Sylvia Paull - Sylvia Paull entered the technology revolution when she accidentally applied for a job with Software Ventures, developers of the first commercial telecom software for the Macintosh called MicroPhone.
She was soon elected to the board of BMUG, started hosting parties for Will Hearst III, John C. Dvorak, and Jerry Pournelle at Comdex (a pre-blogger event), and eventually started her own parties, known as Cybersalons (www.berkeleycybersalon.com).
An independent high-tech publicist and velvet feminist, she started Gracenet, a group for women in high tech (www.gracenet.net), and various other groups revolving around her desires to eat out, take long walks, and shake things up.

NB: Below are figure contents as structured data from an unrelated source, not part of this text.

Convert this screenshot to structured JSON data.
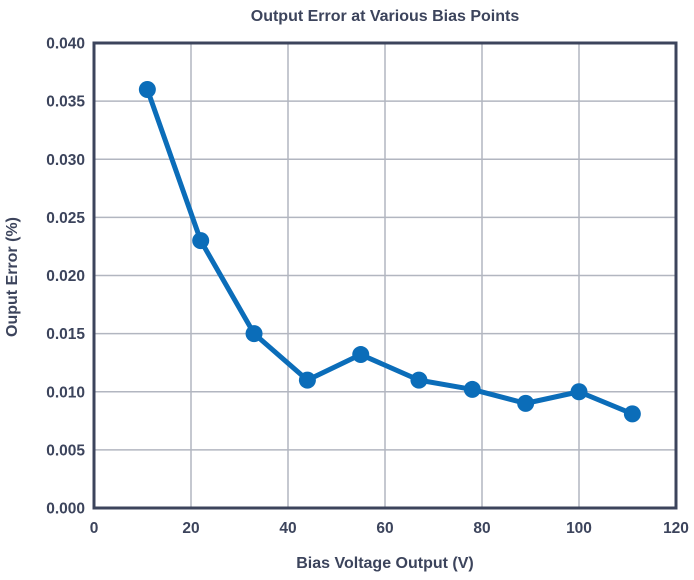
{
  "chart_data": {
    "type": "line",
    "title": "Output Error at Various Bias Points",
    "xlabel": "Bias Voltage Output (V)",
    "ylabel": "Ouput Error (%)",
    "series": [
      {
        "name": "Output Error",
        "x": [
          11,
          22,
          33,
          44,
          55,
          67,
          78,
          89,
          100,
          111
        ],
        "y": [
          0.036,
          0.023,
          0.015,
          0.011,
          0.0132,
          0.011,
          0.0102,
          0.009,
          0.01,
          0.0081
        ]
      }
    ],
    "xlim": [
      0,
      120
    ],
    "ylim": [
      0,
      0.04
    ],
    "xticks": [
      0,
      20,
      40,
      60,
      80,
      100,
      120
    ],
    "yticks": [
      0,
      0.005,
      0.01,
      0.015,
      0.02,
      0.025,
      0.03,
      0.035,
      0.04
    ],
    "xtick_labels": [
      "0",
      "20",
      "40",
      "60",
      "80",
      "100",
      "120"
    ],
    "ytick_labels": [
      "0.000",
      "0.005",
      "0.010",
      "0.015",
      "0.020",
      "0.025",
      "0.030",
      "0.035",
      "0.040"
    ],
    "grid": true,
    "legend": "none",
    "marker": "circle",
    "colors": {
      "line": "#0b6db9",
      "marker": "#0b6db9",
      "grid": "#b2b6c0",
      "axis": "#3c445c",
      "text": "#3c445c",
      "background": "#ffffff"
    }
  }
}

Scott Rosenberg - Writer, editor and website builder Scott Rosenberg is a cofounder of Salon.com and author of Dreaming in Code: Two Dozen Programmers, Three Years, 4,732 Bugs, and One Quest For Transcendent Software.
At Salon, Rosenberg served as technology editor and, from 1999 to 2004, as managing editor and vice president for editorial operations. He also started the Salon Blogs program in 2002 and began his own blog as part of it. Before leaving Salon in 2007 to write Say Everything he conceived and prototyped the Open Salon blogging community.
Before Salon he wrote on theater, movies, and technology for the San Francisco Examiner for a decade and was honored with the George Jean Nathan Award for his reviews. His writing has appeared in the New York Times, Wired, and many other publications. He lives in Berkeley, California, with his wife and two sons.
Today he blogs at wordyard.com. He can be found on Twitter as @scottros.
You've heard all the arguments about blogging, pro and con. Blogs are a wondrous innovation, keys that have unlocked a vast treasury of self-expression and allowed underdogs everywhere to challenge giants. No, wait! Blogs are a scourge that is debasing journalism, undermining traditional authority, drowning us all in meaningless chatter, and destroying civilization as we know it.
Over the last dozen years, while everyone was arguing about blogging, the new medium came into its own. What started as the passion of a handful of geeky pioneers evolved into the pursuit of millions. That is the story Scott Rosenberg tells.
Say Everything chronicles blogging's unplanned rise and improbable triumph, tracing its impact on politics, business, the media, and our personal lives. What blogging has become, Rosenberg says, is a new kind of public sphere - one in which we can think out loud together.